Etendu dans une cave au milieu d'officiers malades, en périphérie de Simbirsk. La dysenterie, le froid et la faim faisaient des ravages. Emeric protégeait comme il pouvait ses orteils de pied qui dépassaient de sa botte, mais le gel les attaquait les uns après les autres. Les notables de la ville venaient les voir, par curiosité, pour se moquer, par charité, anges de Dieu... Ils distribuaient parfois vivres et vêtements, reconnaissance éternelle. Jusqu'à ce qu'un jeune homme, bien emmitouflé dans des fourrures luxueuses, pénètre dans la salle et s'avance vers le lieutenant du 24e d'infanterie légère.
- Un jeune seigneur était très francophile. Il voulait découvrir ce qu'était la France. Il m'a accueilli chez lui, logé, soigné, nourri, vêtu... Il aimait m'entendre parler de la Révolution. Il était passionné des idées des Lumières et nous avons eu quelques discussions endiablées qui m'ont gagné sa confiance. C'est lui qui m'a présenté à Ouzoun Messine, un ami.
Le vieux resta silencieux un instant. Que répondre à cela ? Son fils avait traversé une période difficile, loin derrière lui maintenant. Le père n'était pas doué pour trouver les mots. Embarrassé, il tritura un instant son cigare avant d'ajouter :
- Ouais.
Emeric soupira. Il se rappelait la lettre que lui avait envoyée sa mère et qui l'avait décidé à revenir. Son père vieillissait. Il fallait quelqu'un à la tête de la boutique.
- Tu es revenu prêter hommage au vieux roi Louis XVIII ? Cracha le marchand d'armes. Tu aurais dû rester en Russie. Ce pays n'a pas trahi tout un peuple.
- Un roi Bourbon siège peut-être sur le trône de France, mais les idées de la Révolution sont loin d'être mortes, tu le sais.
- Tu es venu prendre ma place ?
Le vieux prononça ces derniers mots avec amertume.
- J'ai développé mes armes en Russie, le rassura son fils. Je suis un homme, désormais.

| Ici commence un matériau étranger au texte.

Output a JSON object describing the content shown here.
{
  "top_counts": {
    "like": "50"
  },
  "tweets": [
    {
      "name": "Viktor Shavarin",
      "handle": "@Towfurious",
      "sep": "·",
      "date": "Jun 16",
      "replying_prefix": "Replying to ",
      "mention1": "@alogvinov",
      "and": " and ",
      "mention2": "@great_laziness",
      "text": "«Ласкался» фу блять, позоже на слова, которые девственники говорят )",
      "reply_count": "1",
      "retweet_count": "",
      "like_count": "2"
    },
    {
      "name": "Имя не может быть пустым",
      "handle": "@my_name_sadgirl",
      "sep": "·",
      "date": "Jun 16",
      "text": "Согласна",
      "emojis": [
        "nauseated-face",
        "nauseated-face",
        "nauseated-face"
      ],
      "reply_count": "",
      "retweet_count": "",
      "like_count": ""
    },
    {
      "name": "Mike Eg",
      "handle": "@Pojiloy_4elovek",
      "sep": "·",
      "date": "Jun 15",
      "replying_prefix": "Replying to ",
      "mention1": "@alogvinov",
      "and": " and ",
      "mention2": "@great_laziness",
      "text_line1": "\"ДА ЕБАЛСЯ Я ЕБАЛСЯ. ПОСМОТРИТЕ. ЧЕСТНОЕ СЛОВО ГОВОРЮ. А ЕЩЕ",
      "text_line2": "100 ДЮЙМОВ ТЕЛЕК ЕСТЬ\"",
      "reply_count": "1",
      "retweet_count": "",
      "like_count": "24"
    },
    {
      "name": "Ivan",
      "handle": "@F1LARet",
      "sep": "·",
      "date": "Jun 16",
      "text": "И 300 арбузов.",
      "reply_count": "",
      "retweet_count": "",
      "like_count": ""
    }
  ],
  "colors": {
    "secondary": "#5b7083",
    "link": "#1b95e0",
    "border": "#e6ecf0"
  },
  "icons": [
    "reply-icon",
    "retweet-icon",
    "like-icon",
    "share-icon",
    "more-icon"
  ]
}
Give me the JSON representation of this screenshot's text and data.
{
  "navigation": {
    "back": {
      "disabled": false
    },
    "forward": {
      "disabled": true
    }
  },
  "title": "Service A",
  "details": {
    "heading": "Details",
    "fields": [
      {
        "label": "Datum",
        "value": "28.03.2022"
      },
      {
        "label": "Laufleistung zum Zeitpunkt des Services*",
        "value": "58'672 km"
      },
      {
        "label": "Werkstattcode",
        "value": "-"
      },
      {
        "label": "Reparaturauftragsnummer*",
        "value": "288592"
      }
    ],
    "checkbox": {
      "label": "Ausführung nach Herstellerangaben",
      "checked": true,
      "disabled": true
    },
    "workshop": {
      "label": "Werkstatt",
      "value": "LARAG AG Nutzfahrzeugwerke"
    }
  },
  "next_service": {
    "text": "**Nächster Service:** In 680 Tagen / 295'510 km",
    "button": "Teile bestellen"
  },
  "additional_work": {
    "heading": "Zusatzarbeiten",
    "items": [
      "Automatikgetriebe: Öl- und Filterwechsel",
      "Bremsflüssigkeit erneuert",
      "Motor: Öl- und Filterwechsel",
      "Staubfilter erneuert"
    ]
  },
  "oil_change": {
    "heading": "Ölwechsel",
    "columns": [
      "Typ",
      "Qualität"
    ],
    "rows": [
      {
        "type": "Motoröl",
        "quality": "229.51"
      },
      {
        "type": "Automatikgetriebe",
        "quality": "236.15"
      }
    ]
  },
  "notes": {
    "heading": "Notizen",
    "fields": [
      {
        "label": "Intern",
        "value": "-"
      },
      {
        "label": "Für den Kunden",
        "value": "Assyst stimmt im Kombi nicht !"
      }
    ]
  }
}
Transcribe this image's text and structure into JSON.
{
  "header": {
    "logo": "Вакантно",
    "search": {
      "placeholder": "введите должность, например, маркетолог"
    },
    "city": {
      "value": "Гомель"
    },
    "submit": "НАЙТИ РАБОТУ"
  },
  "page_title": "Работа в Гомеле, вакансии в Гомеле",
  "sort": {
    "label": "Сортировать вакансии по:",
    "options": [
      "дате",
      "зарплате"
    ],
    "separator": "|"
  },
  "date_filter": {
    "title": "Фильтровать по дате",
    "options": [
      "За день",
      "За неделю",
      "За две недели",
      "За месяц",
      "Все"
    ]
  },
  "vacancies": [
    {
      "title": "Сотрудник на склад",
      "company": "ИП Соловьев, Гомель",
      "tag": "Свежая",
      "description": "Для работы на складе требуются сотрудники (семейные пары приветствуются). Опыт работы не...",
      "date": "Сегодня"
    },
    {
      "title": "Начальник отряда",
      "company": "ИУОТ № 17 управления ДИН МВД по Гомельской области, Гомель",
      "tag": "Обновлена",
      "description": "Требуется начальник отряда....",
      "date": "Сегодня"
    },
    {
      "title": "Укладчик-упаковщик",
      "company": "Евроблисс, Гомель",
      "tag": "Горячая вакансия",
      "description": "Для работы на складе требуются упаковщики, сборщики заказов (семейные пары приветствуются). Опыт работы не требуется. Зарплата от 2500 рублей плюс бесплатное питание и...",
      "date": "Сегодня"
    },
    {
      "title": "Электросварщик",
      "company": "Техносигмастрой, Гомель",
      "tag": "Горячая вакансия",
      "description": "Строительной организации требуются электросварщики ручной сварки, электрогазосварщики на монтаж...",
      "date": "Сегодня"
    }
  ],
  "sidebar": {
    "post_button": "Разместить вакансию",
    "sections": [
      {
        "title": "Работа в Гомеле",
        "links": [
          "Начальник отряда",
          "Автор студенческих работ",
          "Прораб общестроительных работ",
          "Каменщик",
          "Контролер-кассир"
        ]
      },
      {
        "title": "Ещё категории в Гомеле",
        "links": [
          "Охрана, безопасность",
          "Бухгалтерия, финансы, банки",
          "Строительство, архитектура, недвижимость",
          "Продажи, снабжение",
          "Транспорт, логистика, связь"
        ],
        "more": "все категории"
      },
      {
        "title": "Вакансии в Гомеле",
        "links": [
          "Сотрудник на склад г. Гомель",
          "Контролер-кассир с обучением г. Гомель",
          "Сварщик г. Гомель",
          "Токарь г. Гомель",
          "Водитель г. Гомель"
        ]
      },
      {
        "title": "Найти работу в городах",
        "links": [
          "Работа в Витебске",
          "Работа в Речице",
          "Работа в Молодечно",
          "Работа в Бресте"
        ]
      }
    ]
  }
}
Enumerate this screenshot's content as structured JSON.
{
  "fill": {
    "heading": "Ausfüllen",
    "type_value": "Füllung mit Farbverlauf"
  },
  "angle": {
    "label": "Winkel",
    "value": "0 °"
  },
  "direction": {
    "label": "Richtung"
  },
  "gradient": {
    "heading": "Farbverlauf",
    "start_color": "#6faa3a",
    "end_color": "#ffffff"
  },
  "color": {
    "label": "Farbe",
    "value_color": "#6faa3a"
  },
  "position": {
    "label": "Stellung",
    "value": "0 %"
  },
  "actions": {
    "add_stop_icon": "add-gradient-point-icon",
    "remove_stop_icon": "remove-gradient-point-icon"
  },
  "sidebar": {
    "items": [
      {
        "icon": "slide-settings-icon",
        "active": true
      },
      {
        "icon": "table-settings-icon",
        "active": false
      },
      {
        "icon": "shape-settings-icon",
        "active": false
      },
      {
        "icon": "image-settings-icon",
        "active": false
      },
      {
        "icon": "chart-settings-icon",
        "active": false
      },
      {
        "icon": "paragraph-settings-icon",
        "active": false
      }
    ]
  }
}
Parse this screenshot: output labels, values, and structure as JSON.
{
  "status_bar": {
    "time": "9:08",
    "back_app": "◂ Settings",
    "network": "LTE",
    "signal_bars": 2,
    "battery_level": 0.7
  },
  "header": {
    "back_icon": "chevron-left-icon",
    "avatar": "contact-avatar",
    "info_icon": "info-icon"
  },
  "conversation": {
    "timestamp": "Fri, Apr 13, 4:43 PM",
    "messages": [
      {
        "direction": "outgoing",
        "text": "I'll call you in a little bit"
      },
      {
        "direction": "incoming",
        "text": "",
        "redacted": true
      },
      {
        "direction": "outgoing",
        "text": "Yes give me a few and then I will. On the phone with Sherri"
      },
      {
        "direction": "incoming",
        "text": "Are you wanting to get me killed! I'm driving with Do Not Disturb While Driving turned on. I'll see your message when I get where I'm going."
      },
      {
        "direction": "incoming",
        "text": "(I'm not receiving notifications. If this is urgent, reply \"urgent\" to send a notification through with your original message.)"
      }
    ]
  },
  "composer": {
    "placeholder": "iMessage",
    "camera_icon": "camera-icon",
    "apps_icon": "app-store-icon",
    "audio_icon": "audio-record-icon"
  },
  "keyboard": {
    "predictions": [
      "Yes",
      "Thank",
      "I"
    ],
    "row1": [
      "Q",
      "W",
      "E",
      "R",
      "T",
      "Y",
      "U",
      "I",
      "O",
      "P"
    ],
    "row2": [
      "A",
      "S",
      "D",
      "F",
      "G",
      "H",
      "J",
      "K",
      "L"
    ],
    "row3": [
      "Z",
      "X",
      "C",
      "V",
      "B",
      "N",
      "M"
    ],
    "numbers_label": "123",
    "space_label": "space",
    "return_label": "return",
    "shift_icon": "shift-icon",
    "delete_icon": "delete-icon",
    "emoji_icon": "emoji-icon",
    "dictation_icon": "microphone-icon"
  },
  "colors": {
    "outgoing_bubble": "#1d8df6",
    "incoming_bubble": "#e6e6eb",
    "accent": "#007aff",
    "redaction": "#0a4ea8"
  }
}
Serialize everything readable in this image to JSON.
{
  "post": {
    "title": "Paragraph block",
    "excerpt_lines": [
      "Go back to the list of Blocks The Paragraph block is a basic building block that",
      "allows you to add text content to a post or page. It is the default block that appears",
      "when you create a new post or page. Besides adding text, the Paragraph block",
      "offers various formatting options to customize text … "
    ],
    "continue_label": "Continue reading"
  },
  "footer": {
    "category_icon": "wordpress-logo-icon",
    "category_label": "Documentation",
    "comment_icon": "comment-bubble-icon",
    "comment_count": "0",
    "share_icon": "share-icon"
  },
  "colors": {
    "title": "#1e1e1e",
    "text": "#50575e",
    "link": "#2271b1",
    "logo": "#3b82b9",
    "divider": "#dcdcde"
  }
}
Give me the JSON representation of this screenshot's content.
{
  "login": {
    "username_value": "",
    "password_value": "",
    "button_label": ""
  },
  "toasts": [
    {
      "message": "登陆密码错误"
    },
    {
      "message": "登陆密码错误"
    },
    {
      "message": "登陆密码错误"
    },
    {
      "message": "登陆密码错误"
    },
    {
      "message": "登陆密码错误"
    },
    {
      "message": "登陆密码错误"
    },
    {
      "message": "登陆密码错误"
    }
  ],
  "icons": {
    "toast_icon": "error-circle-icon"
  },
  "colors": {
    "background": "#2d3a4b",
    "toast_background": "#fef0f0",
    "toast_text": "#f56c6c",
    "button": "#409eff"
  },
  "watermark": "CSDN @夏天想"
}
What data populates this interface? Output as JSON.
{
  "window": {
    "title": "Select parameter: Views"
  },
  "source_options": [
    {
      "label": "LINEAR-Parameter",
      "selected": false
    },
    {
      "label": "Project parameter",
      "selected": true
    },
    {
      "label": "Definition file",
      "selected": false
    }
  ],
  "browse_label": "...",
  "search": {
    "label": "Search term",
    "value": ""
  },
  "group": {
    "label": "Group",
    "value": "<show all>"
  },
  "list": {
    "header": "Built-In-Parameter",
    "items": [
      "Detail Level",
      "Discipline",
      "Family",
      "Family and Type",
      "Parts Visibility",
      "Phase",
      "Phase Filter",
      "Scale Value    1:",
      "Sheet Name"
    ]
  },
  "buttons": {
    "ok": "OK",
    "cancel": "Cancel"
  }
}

Un homme. Son père ne parvenait pas à se défaire de l'image du jeune sous-lieutenant encore imberbe qui peinait à faire son paquetage la veille du départ au régiment. Libéral, révolutionnaire, complotiste. Emeric n'était plus l'enfant sage, le militaire obéissant, le prisonnier apeuré. Le vieux accepta d'un signe de tête. L'heure de la retraite était venue. Le vieux marchand avait l'impression d'une défaite en bouche... Allons bon ! La relève était là pour défendre l'honneur !
Le jeune homme planta son regard bleu glacé dans celui de son père, sourit doucement, le cœur battant à rompre, crispa tous les traits de son visage pour répondre calmement :
- Fais-moi confiance, papa.
Le Tatar était toujours impassible dans son coin. Sa simple présence emplissait la pièce d'une odeur orientale, parfum de mystère, d'étonnement, parfum capiteux et lourd qui embrumait les esprits, comme une fausse note qui trouble l'harmonie, déraille, brise la logique de la scène. Comment réfléchir, prendre du recul ? Fais-moi confiance, papa... Léopold n'avait pas envie de batailler, pas contre son fils, héros de la Grande Armée. Mais un mauvais pressentiment... Il faut prendre en compte les mauvais pressentiments, tirer le fil, retrouver la logique, la traquer, comme un chien, renifler, humer, la débusquer, chasser tout mystère. Fais-moi confiance, papa... Pour l'instant, les sens s'endorment. Le père cède, capitule. Méfiance, pourtant. Il hume une odeur de poudre.